Quelle stratégie d’entreprise dans un tel contexte d’évolution ? Pour Gartner, les dépenses technologiques globales des entreprises devraient progresser dans les prochaines années, mais essentiellement hors l’informatique. En 2000, seulement 20 % des dépenses technologiques étaient réalisées sous cette forme, alors qu’à la fin de la décennie, ce seront dans certains secteurs, par exemple les médias, près de 90 % des dépenses IT qui se feront en dehors du périmètre de la DSI.
Pour celle-ci, le challenge consiste donc à se doter d’une organisation capable d’accompagner et/ou de gérer ces projets d’un type nouveau : « Aujourd’hui, en entreprise, tous les budgets sont des budgets IT » (comprendre : qui incluent une composante utilisant les technologies numériques).
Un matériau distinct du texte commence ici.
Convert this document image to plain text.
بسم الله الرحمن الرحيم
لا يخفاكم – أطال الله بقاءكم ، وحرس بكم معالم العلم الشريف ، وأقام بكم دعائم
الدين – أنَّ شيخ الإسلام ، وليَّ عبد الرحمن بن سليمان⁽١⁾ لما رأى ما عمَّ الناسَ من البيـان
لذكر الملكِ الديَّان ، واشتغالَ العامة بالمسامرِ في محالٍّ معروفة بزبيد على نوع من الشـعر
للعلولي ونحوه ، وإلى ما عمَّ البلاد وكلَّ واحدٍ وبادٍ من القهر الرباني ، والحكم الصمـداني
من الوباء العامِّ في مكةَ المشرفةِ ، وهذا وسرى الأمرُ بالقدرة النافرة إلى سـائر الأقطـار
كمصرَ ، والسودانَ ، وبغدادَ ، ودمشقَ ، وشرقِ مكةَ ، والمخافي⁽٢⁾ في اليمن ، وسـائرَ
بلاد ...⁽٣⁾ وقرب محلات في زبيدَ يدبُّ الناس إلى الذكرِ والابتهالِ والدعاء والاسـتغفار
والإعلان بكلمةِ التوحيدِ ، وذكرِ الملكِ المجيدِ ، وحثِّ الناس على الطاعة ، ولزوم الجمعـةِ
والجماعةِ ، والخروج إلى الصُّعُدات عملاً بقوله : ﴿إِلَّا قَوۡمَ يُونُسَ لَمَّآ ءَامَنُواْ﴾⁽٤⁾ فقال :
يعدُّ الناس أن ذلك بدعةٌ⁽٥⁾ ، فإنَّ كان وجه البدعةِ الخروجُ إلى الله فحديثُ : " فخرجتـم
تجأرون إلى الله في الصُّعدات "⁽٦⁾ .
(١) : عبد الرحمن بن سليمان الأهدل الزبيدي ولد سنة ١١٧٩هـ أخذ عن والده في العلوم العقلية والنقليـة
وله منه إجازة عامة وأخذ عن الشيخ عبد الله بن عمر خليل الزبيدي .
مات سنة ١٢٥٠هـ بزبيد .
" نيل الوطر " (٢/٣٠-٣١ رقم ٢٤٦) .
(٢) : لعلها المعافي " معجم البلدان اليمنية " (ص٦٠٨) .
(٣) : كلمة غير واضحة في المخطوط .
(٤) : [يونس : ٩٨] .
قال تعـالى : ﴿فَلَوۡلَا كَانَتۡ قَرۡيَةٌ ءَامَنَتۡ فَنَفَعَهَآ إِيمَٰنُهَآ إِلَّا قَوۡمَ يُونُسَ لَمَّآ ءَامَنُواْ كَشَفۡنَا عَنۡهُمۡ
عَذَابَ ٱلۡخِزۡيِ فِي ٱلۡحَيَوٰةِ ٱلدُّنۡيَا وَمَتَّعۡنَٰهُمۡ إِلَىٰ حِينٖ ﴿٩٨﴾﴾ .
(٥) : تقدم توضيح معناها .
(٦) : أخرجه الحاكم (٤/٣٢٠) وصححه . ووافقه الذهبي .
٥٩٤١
Se focaliser (« focus ») sur le « nexus » des quatre forces, ouvrir l’entreprise en développant sa connectivité (« connect ») en investissant massivement dans la sécurité, insuffler et manager des projets d’un type nouveau (« lead ») seront les trois axes majeurs de la gouvernance dans les années à venir, assure Gartner.
Dès 2015, une entreprise sur quatre devrait prendre en compte une telle évolution. Ce nouveau périmètre impliquera également une évolution de la fonction même du responsable du système d’information vers une nouvelle définition de « Chief Digital Officer » (responsable de l’entreprise numérique ou de la numérisation de l’entreprise ?) et de l’organisation en elle-même afin de faire une place majeure à l’innovation. Les conséquences du « nexus of forces » s’annoncent donc bien majeures, ne serait-ce que par le déplacement du centre de gravité et du périmètre du système numérique global, de l’intérieur vers l’extérieur de l’entreprise.